EVEN BIGGER SPOILER WARNING

But David Dunn wasn’t superhuman. He was just an ordinary guy and the genius of what this plot did was make us think he was a superman without actually showing him do anything. Elijah just managed to convince DD and maybe even HIMSELF that Dunn was a superhuman, but the giveway line that it was all just a massive psychosis was the ten second pause on Jackson when he said that the most terrible thing in life is not to know why you were put here.

Sure, the overt plot twist in the movie is that Jackson realized he was the first villain and he set out to find the first superhero, but the truth is that he didn’t find him. He just found a lucky guy (through probability) who managed to escape unhurt from one of a thousand people killed in accidents he instigated. David Dunn, as we saw at the start, was at such a low ebb that he was willing to believe ANYTHING which might give him an excuse for the crappy life he was leading. Being a superhero brought his wife and son back, after all.

Don’t think Dunn was fooling himself? What about all the set-pieces where you expected something SUPER to happen? The kid never fired the gun at his chest to test him. Big, fit security guards might just manage the three hundred and fifty pounds he RECKONED he was lifting. He and his wife were only seventy five per cent sure he’d never had a cold. And the whole incident with him almost drowing as a kid? We saw that Elijah was suicidal after this loop-hole in his argument until, like a nut, he came up with the WATER as KRYPTONITE theory.

Of course, the water did almost drown him at the end– but only because he couldn’t swim. And think about the fight with the serial killer guy? Did David Dunn do anything in terms of strength that the REST of us couldn’t do? Even the car accident he had as a teenager– did you see the way the frame froze when the other driver asked if he was hurt? We never got an answer.

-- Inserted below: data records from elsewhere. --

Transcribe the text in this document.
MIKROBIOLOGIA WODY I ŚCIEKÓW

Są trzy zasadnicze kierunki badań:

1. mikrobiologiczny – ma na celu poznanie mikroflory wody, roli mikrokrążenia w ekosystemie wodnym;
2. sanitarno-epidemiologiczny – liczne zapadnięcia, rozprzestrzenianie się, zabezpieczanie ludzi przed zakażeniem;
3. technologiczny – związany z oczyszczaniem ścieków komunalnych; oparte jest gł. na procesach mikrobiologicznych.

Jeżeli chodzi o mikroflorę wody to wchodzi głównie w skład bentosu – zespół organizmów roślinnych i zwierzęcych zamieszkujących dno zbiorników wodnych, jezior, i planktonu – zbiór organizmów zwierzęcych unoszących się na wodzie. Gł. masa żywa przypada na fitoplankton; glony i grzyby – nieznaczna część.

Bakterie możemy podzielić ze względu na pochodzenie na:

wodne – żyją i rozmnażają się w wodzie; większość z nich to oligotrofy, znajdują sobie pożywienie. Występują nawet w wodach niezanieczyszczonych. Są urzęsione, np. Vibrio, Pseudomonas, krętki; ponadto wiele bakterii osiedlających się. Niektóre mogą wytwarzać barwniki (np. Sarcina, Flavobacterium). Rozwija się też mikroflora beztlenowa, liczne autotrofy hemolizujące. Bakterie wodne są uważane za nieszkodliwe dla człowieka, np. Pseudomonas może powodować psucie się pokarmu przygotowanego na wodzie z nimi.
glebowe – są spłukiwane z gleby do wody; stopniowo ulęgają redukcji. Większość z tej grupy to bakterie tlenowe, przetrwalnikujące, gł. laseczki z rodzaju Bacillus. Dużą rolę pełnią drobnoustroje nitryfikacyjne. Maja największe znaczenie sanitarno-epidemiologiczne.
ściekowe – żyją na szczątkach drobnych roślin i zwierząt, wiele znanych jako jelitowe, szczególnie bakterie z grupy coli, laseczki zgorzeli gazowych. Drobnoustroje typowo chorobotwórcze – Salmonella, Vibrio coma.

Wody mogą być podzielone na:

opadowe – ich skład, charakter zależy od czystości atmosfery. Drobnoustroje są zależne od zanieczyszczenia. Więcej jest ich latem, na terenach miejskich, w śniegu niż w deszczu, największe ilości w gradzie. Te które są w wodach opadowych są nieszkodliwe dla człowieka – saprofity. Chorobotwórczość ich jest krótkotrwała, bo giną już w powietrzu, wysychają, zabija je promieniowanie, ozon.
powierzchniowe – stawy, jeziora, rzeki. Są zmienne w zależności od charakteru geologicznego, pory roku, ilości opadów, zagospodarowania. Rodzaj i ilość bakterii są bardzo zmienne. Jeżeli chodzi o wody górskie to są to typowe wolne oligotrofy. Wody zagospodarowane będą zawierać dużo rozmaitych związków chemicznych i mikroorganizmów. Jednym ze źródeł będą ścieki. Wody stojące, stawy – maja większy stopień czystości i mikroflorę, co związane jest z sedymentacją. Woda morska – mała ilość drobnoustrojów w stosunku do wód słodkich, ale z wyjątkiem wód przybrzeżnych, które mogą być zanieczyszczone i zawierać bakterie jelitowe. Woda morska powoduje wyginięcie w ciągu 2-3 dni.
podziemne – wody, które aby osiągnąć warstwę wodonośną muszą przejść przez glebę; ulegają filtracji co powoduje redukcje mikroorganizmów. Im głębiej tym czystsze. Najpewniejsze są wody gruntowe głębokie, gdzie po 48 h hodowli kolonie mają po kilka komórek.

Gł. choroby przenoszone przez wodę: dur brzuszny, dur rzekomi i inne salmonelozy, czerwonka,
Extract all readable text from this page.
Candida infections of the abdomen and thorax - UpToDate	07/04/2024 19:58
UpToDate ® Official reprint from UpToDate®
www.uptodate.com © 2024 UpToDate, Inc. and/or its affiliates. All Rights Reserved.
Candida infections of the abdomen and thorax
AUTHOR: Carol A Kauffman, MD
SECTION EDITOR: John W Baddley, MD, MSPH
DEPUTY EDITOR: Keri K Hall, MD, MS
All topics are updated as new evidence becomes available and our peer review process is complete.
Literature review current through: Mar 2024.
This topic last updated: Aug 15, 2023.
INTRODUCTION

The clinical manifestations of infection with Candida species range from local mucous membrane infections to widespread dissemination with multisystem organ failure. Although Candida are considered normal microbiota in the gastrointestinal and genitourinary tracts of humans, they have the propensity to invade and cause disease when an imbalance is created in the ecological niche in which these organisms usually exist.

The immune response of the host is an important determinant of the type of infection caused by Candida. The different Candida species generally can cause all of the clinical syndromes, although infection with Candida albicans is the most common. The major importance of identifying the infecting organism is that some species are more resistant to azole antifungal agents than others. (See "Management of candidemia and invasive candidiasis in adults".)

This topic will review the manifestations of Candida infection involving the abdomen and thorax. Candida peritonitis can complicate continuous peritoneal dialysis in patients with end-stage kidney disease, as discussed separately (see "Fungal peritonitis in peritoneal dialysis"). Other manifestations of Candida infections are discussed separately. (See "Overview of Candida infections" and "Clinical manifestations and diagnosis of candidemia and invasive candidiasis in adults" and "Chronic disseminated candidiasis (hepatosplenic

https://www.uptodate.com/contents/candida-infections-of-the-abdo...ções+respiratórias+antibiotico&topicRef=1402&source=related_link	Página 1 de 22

The only power he seemed to have was a second-sight when it came to dodgy people. But isn’t this what made him a good security guard? He guessed right a couple of times, but even this was more instinct than power. Think about the scene included where he tries to bust the drug-dealer. The director cast himself in the part because it was so pivotal. It showed us that Dunn wasn’t psychic– he just had good instincts, but that he was fallible as the rest of us.

All in all, an absolutely brilliant film. The best superhero movie ever made and not a single cape or even Richard Pryor. If you haven’t seen this and you read these spoilers anyway, I urge you to go now– if only for the classiest comic store in existence. When will MY local store get an in-house pianist playing classical music.”